Au Pérou, le gouvernement régional de Loreto a proposé, via la publication d’un manifeste le 25 avril dernier, l’abrogation de la loi pour la protection des peuples en situation d’isolement et de premier contact, connue sous le nom de PIACI N°28736. Cette proposition a provoqué la mobilisation de l’Organisation régionale des peuples autochtones de l’Est (ORPIO), une fédération autochtone péruvienne regroupant plus de 500 communautés et 113 000 personnes, appartenant à plus de 17 peuples indigènes de la région de Loreto (nord-est du pays).
Soutenues par l’Association interethnique pour le développement de la forêt pluviale péruvienne (Aidesep), d’autres organisations locales, comme l’Organisation régionale Aidesep Ucayali (ORAU) et l’organisation pour la coordination régionale des peuples autochtones d’Aidesep Atalaya (COORPIA), ont également exprimé leur désaccord avec cette initiative du gouvernement régional.
L’ORPIO dénonce une décision qui “obéit aux intérêts de groupes économiques qui cherchent à exploiter les forêts et les ressources naturelles, sans respecter les droits territoriaux des peuples autochtones”.
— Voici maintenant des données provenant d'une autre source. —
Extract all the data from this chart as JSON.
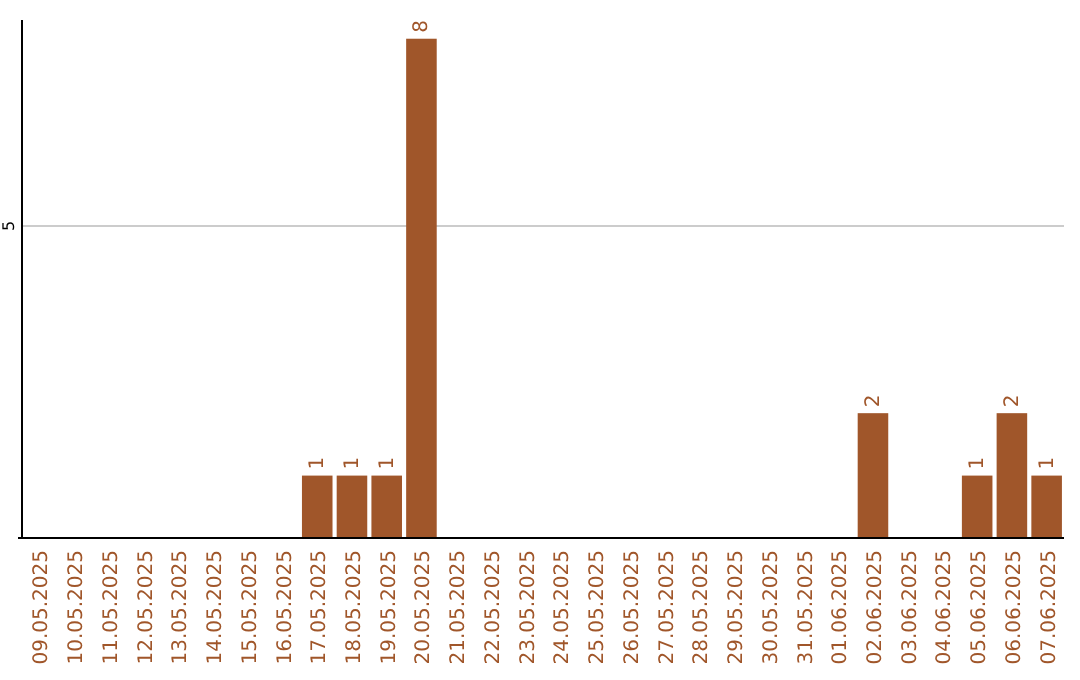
{
  "chart_data": {
    "type": "bar",
    "categories": [
      "09.05.2025",
      "10.05.2025",
      "11.05.2025",
      "12.05.2025",
      "13.05.2025",
      "14.05.2025",
      "15.05.2025",
      "16.05.2025",
      "17.05.2025",
      "18.05.2025",
      "19.05.2025",
      "20.05.2025",
      "21.05.2025",
      "22.05.2025",
      "23.05.2025",
      "24.05.2025",
      "25.05.2025",
      "26.05.2025",
      "27.05.2025",
      "28.05.2025",
      "29.05.2025",
      "30.05.2025",
      "31.05.2025",
      "01.06.2025",
      "02.06.2025",
      "03.06.2025",
      "04.06.2025",
      "05.06.2025",
      "06.06.2025",
      "07.06.2025"
    ],
    "values": [
      0,
      0,
      0,
      0,
      0,
      0,
      0,
      0,
      1,
      1,
      1,
      8,
      0,
      0,
      0,
      0,
      0,
      0,
      0,
      0,
      0,
      0,
      0,
      0,
      2,
      0,
      0,
      1,
      2,
      1
    ],
    "value_labels": [
      null,
      null,
      null,
      null,
      null,
      null,
      null,
      null,
      "1",
      "1",
      "1",
      "8",
      null,
      null,
      null,
      null,
      null,
      null,
      null,
      null,
      null,
      null,
      null,
      null,
      "2",
      null,
      null,
      "1",
      "2",
      "1"
    ],
    "color": "#a0562a",
    "ylim": [
      0,
      8.3
    ],
    "yticks": [
      5
    ],
    "grid": "y"
  }
}
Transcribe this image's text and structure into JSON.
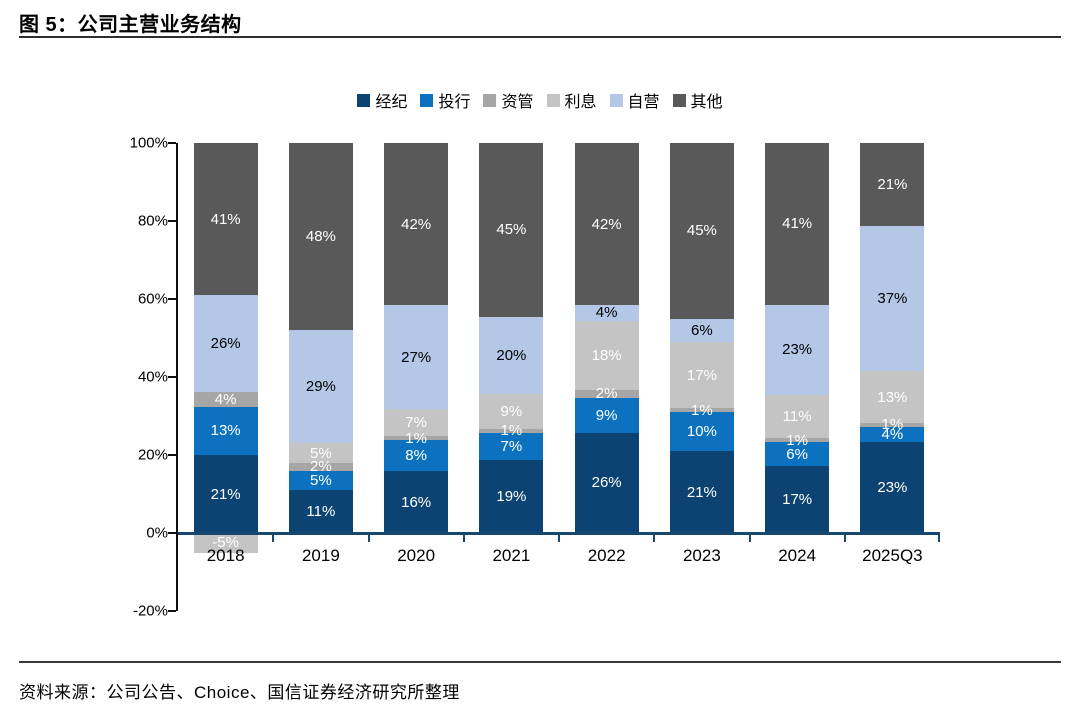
{
  "header": {
    "title": "图 5：公司主营业务结构"
  },
  "footer": {
    "source": "资料来源：公司公告、Choice、国信证券经济研究所整理"
  },
  "chart_data": {
    "type": "bar",
    "stacked": true,
    "normalized_to_100": true,
    "title": "公司主营业务结构",
    "xlabel": "",
    "ylabel": "",
    "categories": [
      "2018",
      "2019",
      "2020",
      "2021",
      "2022",
      "2023",
      "2024",
      "2025Q3"
    ],
    "series": [
      {
        "name": "经纪",
        "color": "#0d4372",
        "label_color": "#ffffff",
        "values": [
          21,
          11,
          16,
          19,
          26,
          21,
          17,
          23
        ]
      },
      {
        "name": "投行",
        "color": "#0c72c0",
        "label_color": "#ffffff",
        "values": [
          13,
          5,
          8,
          7,
          9,
          10,
          6,
          4
        ]
      },
      {
        "name": "资管",
        "color": "#a6a6a6",
        "label_color": "#ffffff",
        "values": [
          4,
          2,
          1,
          1,
          2,
          1,
          1,
          1
        ]
      },
      {
        "name": "利息",
        "color": "#c4c4c4",
        "label_color": "#ffffff",
        "values": [
          -5,
          5,
          7,
          9,
          18,
          17,
          11,
          13
        ]
      },
      {
        "name": "自营",
        "color": "#b4c7e7",
        "label_color": "#000000",
        "values": [
          26,
          29,
          27,
          20,
          4,
          6,
          23,
          37
        ]
      },
      {
        "name": "其他",
        "color": "#595959",
        "label_color": "#ffffff",
        "values": [
          41,
          48,
          42,
          45,
          42,
          45,
          41,
          21
        ]
      }
    ],
    "value_suffix": "%",
    "ylim": [
      -20,
      100
    ],
    "y_ticks": [
      100,
      80,
      60,
      40,
      20,
      0,
      -20
    ],
    "y_tick_labels": [
      "100%",
      "80%",
      "60%",
      "40%",
      "20%",
      "0%",
      "-20%"
    ],
    "grid": false,
    "legend_position": "top",
    "axis_color": "#0f0f0f",
    "baseline_color": "#17466f"
  }
}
Les peuples isolés de l’Amazonie péruvienne sont reconnus depuis plus de trois décennies par l’État péruvien et ses entités, mais aussi par de nombreuses organisations internationales, dont les Nations Unies (ONU) et la Commission interaméricaine des droits de l’homme (CIDH). La loi PIACI garantit ainsi aux peuples en situation d’isolement volontaire, c’est-à-dire qui ne sont pas en contact avec le reste de la société, de rester indépendants et de conserver leurs droits territoriaux.
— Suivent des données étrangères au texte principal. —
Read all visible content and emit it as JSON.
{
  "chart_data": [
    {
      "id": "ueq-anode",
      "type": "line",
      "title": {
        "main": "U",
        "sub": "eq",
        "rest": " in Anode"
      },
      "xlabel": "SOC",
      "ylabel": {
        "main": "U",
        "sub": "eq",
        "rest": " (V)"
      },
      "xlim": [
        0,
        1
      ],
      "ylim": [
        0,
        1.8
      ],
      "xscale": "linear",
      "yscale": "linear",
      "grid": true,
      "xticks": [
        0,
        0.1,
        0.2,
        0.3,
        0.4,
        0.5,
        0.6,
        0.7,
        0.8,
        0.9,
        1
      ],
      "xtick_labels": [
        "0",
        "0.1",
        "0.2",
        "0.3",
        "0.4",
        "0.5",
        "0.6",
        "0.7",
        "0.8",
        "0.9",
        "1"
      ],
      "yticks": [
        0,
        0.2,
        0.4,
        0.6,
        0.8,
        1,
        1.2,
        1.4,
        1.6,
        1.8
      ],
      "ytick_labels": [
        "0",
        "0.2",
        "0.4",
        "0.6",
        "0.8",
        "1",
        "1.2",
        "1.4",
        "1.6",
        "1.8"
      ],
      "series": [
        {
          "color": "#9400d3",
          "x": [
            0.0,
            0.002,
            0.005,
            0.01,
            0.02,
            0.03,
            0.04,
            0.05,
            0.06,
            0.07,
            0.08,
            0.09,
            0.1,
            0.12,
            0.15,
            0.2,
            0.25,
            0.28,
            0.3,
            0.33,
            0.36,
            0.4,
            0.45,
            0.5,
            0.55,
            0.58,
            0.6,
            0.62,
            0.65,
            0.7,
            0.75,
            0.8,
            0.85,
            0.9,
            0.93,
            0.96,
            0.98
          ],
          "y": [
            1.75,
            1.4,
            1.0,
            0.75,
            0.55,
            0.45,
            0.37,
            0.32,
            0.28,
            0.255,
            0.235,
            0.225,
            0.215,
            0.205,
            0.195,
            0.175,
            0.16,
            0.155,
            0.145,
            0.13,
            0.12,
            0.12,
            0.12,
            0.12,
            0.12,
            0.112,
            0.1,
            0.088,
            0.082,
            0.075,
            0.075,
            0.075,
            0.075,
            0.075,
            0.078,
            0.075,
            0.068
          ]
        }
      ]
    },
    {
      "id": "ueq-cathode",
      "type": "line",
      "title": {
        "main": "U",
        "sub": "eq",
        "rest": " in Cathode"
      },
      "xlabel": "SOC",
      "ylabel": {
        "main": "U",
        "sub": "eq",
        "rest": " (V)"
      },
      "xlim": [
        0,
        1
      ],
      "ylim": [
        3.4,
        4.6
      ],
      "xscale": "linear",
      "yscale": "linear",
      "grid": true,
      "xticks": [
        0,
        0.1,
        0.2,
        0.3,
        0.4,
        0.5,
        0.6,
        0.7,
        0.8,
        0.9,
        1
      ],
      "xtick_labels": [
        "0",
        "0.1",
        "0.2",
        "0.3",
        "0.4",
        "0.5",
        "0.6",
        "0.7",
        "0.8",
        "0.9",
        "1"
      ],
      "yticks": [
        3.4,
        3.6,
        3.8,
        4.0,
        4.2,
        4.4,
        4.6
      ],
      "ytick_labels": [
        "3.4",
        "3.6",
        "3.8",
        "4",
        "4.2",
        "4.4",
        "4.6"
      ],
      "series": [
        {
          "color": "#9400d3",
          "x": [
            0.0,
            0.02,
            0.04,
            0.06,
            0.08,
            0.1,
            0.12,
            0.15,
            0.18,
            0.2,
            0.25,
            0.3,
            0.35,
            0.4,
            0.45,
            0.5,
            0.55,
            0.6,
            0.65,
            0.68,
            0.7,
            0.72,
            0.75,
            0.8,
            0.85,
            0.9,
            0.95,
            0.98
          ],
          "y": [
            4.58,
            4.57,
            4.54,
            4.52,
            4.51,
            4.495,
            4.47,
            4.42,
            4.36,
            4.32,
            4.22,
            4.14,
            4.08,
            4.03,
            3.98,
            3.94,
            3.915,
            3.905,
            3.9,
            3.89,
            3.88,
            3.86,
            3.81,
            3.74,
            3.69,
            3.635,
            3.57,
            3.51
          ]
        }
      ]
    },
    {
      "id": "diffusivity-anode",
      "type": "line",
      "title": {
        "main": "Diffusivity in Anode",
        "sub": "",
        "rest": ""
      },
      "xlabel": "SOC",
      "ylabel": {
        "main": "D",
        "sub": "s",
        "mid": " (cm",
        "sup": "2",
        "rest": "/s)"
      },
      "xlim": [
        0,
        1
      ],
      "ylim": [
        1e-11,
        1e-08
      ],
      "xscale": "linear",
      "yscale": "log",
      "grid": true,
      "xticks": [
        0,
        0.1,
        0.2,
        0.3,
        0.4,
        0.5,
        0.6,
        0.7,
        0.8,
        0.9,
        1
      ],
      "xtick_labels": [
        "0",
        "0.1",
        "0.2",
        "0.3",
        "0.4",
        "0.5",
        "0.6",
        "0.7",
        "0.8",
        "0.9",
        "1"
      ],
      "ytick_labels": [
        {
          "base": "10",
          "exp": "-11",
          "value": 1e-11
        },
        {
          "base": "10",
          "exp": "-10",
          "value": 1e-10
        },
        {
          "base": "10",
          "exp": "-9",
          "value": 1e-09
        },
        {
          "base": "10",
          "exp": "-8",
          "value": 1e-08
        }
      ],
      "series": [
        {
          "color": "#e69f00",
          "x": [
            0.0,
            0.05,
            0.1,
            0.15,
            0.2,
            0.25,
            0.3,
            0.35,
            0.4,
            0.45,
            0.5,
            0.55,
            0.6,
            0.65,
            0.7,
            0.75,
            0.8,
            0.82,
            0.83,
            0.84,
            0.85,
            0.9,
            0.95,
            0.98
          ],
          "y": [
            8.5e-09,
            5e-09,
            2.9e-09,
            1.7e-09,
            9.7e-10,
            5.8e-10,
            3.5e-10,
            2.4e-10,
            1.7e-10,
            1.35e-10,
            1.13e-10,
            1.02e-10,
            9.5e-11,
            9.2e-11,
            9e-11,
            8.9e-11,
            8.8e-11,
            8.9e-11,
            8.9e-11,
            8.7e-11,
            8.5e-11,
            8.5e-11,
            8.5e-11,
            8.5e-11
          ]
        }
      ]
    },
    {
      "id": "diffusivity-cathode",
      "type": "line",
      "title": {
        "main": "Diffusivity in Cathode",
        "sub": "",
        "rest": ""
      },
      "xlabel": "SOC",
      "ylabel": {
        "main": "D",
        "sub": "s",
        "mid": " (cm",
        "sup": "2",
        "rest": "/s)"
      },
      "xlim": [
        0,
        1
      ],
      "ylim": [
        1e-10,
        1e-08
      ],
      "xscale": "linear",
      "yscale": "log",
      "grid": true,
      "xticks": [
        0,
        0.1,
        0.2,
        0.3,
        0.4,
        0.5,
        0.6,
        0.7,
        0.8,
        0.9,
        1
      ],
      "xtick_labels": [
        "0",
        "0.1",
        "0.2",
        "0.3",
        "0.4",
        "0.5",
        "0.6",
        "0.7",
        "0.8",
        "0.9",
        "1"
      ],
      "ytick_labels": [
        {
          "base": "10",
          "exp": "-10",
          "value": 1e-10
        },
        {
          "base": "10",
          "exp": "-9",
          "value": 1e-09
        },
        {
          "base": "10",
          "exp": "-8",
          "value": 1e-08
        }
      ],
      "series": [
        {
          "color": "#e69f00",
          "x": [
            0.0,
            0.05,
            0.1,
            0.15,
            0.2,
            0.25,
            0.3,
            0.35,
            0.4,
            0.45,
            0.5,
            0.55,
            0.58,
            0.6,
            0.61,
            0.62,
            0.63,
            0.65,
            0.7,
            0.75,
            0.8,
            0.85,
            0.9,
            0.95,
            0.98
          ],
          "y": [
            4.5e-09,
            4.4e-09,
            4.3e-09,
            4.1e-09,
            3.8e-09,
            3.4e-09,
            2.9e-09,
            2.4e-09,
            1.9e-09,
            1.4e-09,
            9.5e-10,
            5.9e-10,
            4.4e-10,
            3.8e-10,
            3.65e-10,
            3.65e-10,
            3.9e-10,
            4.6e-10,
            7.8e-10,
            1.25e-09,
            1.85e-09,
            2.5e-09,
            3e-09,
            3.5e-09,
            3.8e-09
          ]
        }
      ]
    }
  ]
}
Une menace qui pèse sur les peuples isolés de l’Amazonie péruvienne
En cas d’abrogation de la loi PIACI, selon l’Aidesep, les territoires de ces peuples isolés seraient encore plus vulnérables aux invasions de leur territoire et susceptible de disparaître.
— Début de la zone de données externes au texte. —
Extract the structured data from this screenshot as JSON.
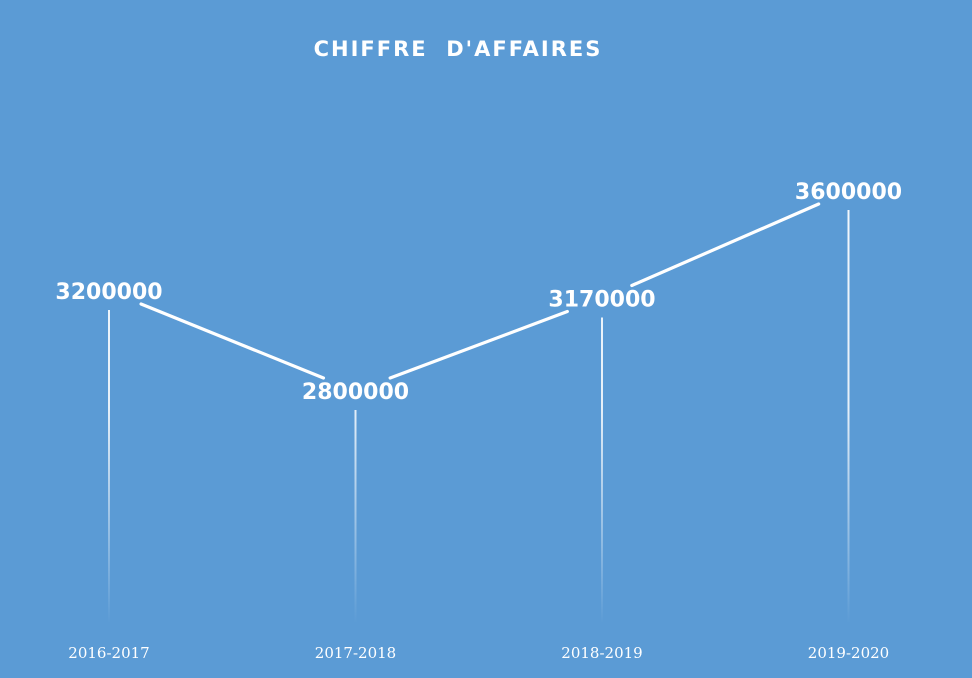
{
  "chart_data": {
    "type": "line",
    "title": "CHIFFRE  D'AFFAIRES",
    "categories": [
      "2016-2017",
      "2017-2018",
      "2018-2019",
      "2019-2020"
    ],
    "series": [
      {
        "values": [
          3200000,
          2800000,
          3170000,
          3600000
        ]
      }
    ],
    "data_labels": [
      "3200000",
      "2800000",
      "3170000",
      "3600000"
    ],
    "xlabel": "",
    "ylabel": "",
    "legend": "none",
    "grid": false,
    "drop_lines": true,
    "colors": {
      "background": "#5b9bd5",
      "line": "#ffffff",
      "text": "#ffffff"
    }
  }
}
L’ORPIO a qualifié l’initiative du gouvernement régional de “crime contre l’humanité et contre ces populations qui jouissent des mêmes droits humains et constitutionnels que les autres”.
De son côté, l’association COORPIA a rappelé, le 26 avril 2022, que ces communautés indigènes se retrouvent dans une situation de grande vulnérabilité sociale, culturelle et épidémiologique. En ce sens, l’association a indiqué qu’elle continuerait sa lutte pour renforcer le suivi et le contrôle des actions menées par le ministère péruvien de la Culture.
L’organisation Ucayali a quant-à-elle exprimé ses inquiétudes par rapport aux menaces que font peser sur ces peuples les activités illégales telles que l’exploitation minière, le trafic de drogue ou encore l’exploitation forestière. Sans la protection de la loi PIACI, ces menaces seraient décuplées.
L’importance de prouver l’existence des peuples isolés
En défense de sa proposition d’abroger la loi PIACI, le gouverneur régional Elisban Ochoa prétend, sans preuves, que ces peuples isolés n’existent pas, ce que les associations dénoncent vivement. Dans un communiqué publié le 27 avril dernier, l’ORAU affirme qu’une étude menée par les organisations indigènes prouve bel et bien l’existence de peuples isolés dans les communes de Madre de Dios, Junín, Huánuco, Cusco, Ucayali, Huánuco et Loreto.
Lors d’une annonce, l’ORPIO a indiqué que les peuples isolés “sont extrêmement vulnérables et sont actuellement menacés d’extermination en raison de l’absence de mesures de protection de leur vie et de leurs territoires, ce qui est aggravé par la violation continue de leurs droits et le déni même de leur existence”. Ceci malgré le fait que l’État reconnaît officiellement depuis plus de trente ans leur existence sur leurs territoires ancestraux.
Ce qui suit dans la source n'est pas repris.